RENAÎTRE
Un cinéma fauché, osé mais risqué
Synopsis du film
Rose, femme mûre vivant dans la cité phocéenne, vient de perdre son jeune amant. Si son cœur saigne de tristesse, il va peu à peu s’ouvrir à d’autres hommes sur les conseils de son meilleur ami Ivan…
Critique du film RENAÎTRE
Rémi Lange ("Omelette", "Les Yeux brouillés", "Le Chanteur") ose tout et surtout il fait comme il aime, avec les moyens qu’il a, c’est-à-dire avec peu voire presque rien. Autoproduit, son dernier long-métrage, "Renaître", est un film qui ne laisse pas indifférent. Il en rebutera sans doute certains à cause de son côté bricolé, réalisé avec une équipe que l’on imagine hyper réduite, doté d'une lumière et d'un son souvent naturels, joué avec une part d’improvisation et en partie interprété par des comédiens non-professionnels.
On ne peut toutefois pas dire qu’il s’agit d’un cinéma d’auteur amateur, ce serait en effet nier la carrière et l’expérience derrière la caméra de Rémi Lange (c’est son dixième film). Artisanal et audacieux seraient des superlatifs plus adaptés. Le cinéaste cherche en effet la vérité nue (au premier comme au deuxième degré) de la vie, de l’amour, de la vieillesse, de l’amitié ou la confiance… et son cinéma, si personnel, s’emploie tout entier à embrasser ces thématiques sans far et dans un naturel qui rappelle certains mouvements cinématographiques comme le Dogme95.
Il met ainsi en scène l’intime d’une Rose qui a déjà bien vécu, une veuve qui a bien du mal à tourner la page d’un amour perdu, qui se sent bien seule et que son meilleur ami cherche à remettre dans les bras d’un homme. Mais comment refaire sa vie après avoir perdu l’homme parfait ? Comment refaire sa vie à un âge déjà bien avancé ? Comment renaître, si on voulait paraphraser le titre du film ? Rémi Lange se saisit de questions très actuelles auxquelles on peut ajouter le dépassement des apparences, l’acceptation de l’autre et des différences (qu’elles soient physiques, relatives à l’âge ou bien encore aux origines…).

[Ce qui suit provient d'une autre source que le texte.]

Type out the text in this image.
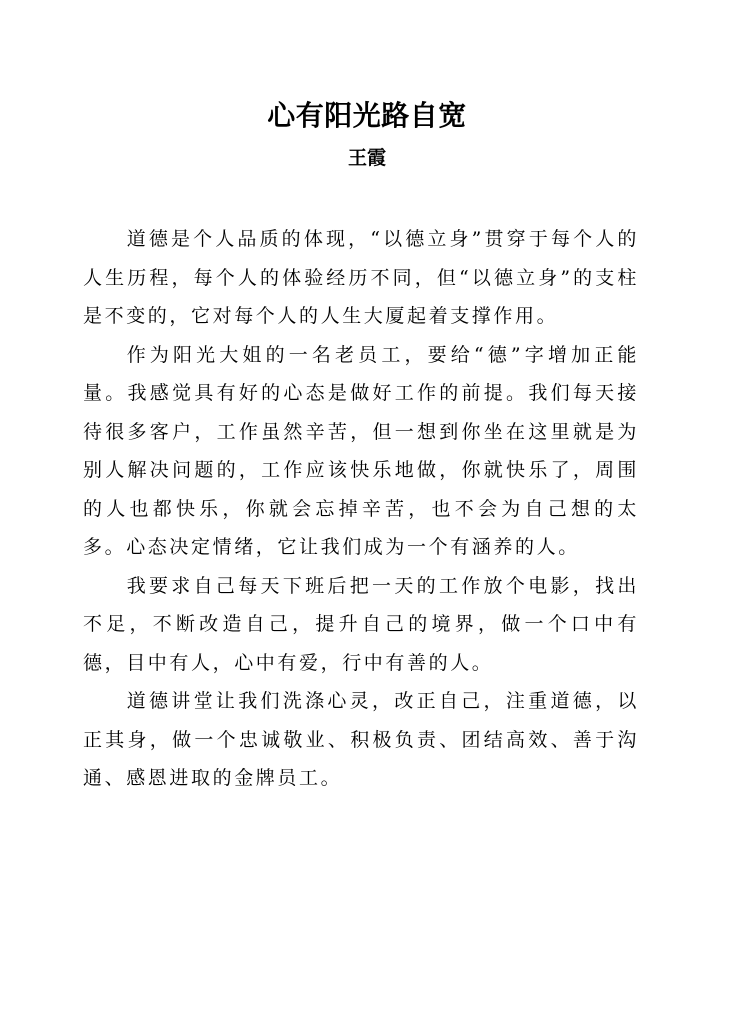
心有阳光路自宽
王霞

道德是个人品质的体现，“以德立身”贯穿于每个人的人生历程，每个人的体验经历不同，但“以德立身”的支柱是不变的，它对每个人的人生大厦起着支撑作用。

作为阳光大姐的一名老员工，要给“德”字增加正能量。我感觉具有好的心态是做好工作的前提。我们每天接待很多客户，工作虽然辛苦，但一想到你坐在这里就是为别人解决问题的，工作应该快乐地做，你就快乐了，周围的人也都快乐，你就会忘掉辛苦，也不会为自己想的太多。心态决定情绪，它让我们成为一个有涵养的人。

我要求自己每天下班后把一天的工作放个电影，找出不足，不断改造自己，提升自己的境界，做一个口中有德，目中有人，心中有爱，行中有善的人。

道德讲堂让我们洗涤心灵，改正自己，注重道德，以正其身，做一个忠诚敬业、积极负责、团结高效、善于沟通、感恩进取的金牌员工。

Pour incarner ses personnages, Rémi Lange va chercher des gueules, des visages marqués. Et il va aussi chercher dans son carnet personnel les amis pour les interpréter : Manuel Blanc ("J'embrasse pas"), Ivan Mitifiot, Rose Portes dont c’est le premier rôle au cinéma. On ne peut malheureusement pas dire que le résultat convainc totalement, certaines scènes faisant davantage penser à un film de famille en vacances, tourné au téléphone… Pourtant, parfois, tel un petit miracle, en filmant un jeune comédien inconnu, venu tout droit du Congo, Herman Kimpo, véritable révélation du film, à l’aura et au charisme inattendus et troublants, Rémi Lange retrouve une forme de cinéma qui fonctionne.
Une bien maigre consolation, car on ne peut pas faire fi de certaines maladresses d’écriture, de dialogues appuyés, de rebondissements théâtraux ou de redondances inutiles comme l’interminable scène du karaoké sponsorisée par Karafun (!). Son film, traditionnel dans son découpage et sa forme, n’en demeure pas moins au final assez trivial et reste à réserver à un public averti, féru de cinéma bis ou expérimental.